Organizational Maturity
Finally, organizations have different needs of data science, based on their maturity. These run the gamut from those in fire‐fighting mode, with basic, immediate needs, to learning organizations with needs for deep, penetrating analyses and predictions. More in Chapters 16 and 17.
Once Again, Our Goal
With this background, our goal is to help data scientists and CAOs become more effective. This means helping data scientists contribute to better decisions and CAOs to stronger organizations, without being too strict about it. We have organized the material as 18 narrowly focused chapters, loosely tied to the life cycle of analytics and the ecosystem. We have also included some materials not directly tied to either. For example, the next chapter explores the difference between a good data scientist and a great one. Each chapter is short and to the point.

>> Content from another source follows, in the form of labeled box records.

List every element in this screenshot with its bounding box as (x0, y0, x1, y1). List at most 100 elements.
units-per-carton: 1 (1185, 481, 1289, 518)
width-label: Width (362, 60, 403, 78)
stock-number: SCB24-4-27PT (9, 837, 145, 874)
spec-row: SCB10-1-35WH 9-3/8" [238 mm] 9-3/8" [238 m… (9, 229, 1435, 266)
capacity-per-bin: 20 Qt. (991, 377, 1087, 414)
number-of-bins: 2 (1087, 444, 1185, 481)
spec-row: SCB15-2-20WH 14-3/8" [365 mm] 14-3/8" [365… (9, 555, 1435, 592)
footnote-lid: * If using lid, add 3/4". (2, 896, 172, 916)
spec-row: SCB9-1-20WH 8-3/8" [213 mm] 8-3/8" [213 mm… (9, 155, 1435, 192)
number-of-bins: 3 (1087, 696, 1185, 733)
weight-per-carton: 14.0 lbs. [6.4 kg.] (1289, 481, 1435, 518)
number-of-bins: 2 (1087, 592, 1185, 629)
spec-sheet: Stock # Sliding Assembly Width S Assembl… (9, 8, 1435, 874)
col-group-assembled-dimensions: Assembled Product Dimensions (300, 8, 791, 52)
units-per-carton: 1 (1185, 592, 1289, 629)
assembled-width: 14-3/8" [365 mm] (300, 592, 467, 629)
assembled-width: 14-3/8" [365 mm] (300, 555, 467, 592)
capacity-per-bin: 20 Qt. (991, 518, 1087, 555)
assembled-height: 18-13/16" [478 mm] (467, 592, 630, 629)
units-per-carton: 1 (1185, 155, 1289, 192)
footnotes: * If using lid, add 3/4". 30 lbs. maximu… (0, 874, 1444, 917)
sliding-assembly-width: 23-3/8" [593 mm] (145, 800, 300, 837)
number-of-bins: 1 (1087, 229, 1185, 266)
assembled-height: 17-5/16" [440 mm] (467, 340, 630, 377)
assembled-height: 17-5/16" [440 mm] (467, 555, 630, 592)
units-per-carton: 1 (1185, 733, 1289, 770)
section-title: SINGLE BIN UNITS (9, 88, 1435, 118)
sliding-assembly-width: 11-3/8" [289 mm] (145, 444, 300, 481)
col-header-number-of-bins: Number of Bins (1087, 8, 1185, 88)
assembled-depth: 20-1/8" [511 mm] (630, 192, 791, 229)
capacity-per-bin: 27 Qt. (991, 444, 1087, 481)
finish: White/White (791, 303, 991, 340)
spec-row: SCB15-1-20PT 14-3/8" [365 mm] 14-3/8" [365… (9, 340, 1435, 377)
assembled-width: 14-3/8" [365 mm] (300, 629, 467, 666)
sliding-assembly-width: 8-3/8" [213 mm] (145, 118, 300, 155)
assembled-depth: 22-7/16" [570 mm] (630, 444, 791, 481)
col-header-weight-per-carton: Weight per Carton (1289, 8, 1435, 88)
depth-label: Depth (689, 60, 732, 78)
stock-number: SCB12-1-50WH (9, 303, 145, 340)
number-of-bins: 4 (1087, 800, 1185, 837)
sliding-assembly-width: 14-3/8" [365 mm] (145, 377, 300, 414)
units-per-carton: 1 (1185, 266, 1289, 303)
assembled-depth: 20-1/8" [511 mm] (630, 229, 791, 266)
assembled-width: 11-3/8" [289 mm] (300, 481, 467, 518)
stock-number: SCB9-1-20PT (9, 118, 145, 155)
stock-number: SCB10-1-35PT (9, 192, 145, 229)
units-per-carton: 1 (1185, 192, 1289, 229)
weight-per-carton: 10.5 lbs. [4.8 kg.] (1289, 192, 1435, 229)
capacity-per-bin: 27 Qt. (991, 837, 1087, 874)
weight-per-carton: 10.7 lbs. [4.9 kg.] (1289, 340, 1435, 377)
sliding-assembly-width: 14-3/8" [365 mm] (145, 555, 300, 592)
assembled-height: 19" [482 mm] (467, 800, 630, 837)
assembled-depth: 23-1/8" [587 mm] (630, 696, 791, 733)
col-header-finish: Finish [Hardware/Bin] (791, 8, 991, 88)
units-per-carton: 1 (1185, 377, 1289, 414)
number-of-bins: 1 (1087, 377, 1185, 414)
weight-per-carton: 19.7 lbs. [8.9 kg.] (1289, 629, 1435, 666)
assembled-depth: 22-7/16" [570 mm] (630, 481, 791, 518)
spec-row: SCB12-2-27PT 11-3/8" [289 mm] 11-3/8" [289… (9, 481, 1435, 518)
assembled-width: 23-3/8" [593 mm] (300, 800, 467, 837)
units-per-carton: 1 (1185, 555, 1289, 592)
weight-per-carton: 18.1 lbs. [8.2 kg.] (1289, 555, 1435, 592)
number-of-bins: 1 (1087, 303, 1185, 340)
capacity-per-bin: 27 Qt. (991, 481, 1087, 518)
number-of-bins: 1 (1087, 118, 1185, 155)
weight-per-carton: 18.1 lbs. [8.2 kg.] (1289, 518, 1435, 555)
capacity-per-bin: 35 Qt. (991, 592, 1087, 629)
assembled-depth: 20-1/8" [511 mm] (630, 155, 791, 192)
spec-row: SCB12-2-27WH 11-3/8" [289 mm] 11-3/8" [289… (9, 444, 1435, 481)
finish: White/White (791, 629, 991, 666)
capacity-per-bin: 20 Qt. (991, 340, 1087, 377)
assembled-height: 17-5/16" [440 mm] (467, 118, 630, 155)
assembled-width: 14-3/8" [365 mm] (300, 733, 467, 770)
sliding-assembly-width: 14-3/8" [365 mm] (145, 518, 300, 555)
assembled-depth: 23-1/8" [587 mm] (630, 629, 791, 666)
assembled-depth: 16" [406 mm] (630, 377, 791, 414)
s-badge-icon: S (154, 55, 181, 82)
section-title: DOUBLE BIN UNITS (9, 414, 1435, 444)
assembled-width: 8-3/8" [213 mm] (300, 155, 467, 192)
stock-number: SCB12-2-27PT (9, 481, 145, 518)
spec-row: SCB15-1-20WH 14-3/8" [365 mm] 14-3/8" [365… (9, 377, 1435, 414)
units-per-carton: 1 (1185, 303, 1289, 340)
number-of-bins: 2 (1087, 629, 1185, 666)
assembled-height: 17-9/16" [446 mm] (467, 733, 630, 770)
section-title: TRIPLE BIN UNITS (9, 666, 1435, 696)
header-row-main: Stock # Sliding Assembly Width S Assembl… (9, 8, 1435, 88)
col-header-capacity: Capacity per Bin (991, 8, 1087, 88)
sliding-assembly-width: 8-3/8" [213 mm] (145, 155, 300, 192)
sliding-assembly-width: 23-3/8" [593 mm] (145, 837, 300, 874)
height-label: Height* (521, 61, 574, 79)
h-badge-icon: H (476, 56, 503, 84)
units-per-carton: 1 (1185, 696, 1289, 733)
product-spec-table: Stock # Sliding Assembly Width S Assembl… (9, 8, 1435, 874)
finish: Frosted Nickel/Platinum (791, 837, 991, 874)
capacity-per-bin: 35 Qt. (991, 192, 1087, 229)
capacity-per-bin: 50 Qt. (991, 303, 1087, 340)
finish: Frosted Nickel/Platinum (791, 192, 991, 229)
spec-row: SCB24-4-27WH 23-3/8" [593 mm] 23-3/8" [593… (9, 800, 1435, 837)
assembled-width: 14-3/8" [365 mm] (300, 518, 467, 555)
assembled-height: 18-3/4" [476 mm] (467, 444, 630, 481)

Overall, this book presents a wide‐angle view of the real work of data science. Our goal is to expand your perspective, trigger deep thinking, and help you develop insights that make you more effective as a developer, participant, or consumer of the data science experience.
Notes
- Cover of the May 6, 2017, issue.
- https://hbr.org/2012/10/data-scientist-the-sexiest-job-of-the-21st-century (Davenport and Patil 2012).
- http://www.datascienceassn.org/code-of-conduct.html (Data Science Association 2018).
- Herein, we use the terms data science, data analytics, and statistics interchangeably, fully recognizing that many people see fine distinctions. But these are not central to this book.
- We recognize once again that many people see distinctions in these roles as well, but we will also use them interchangeably, as the distinctions are not central to this book.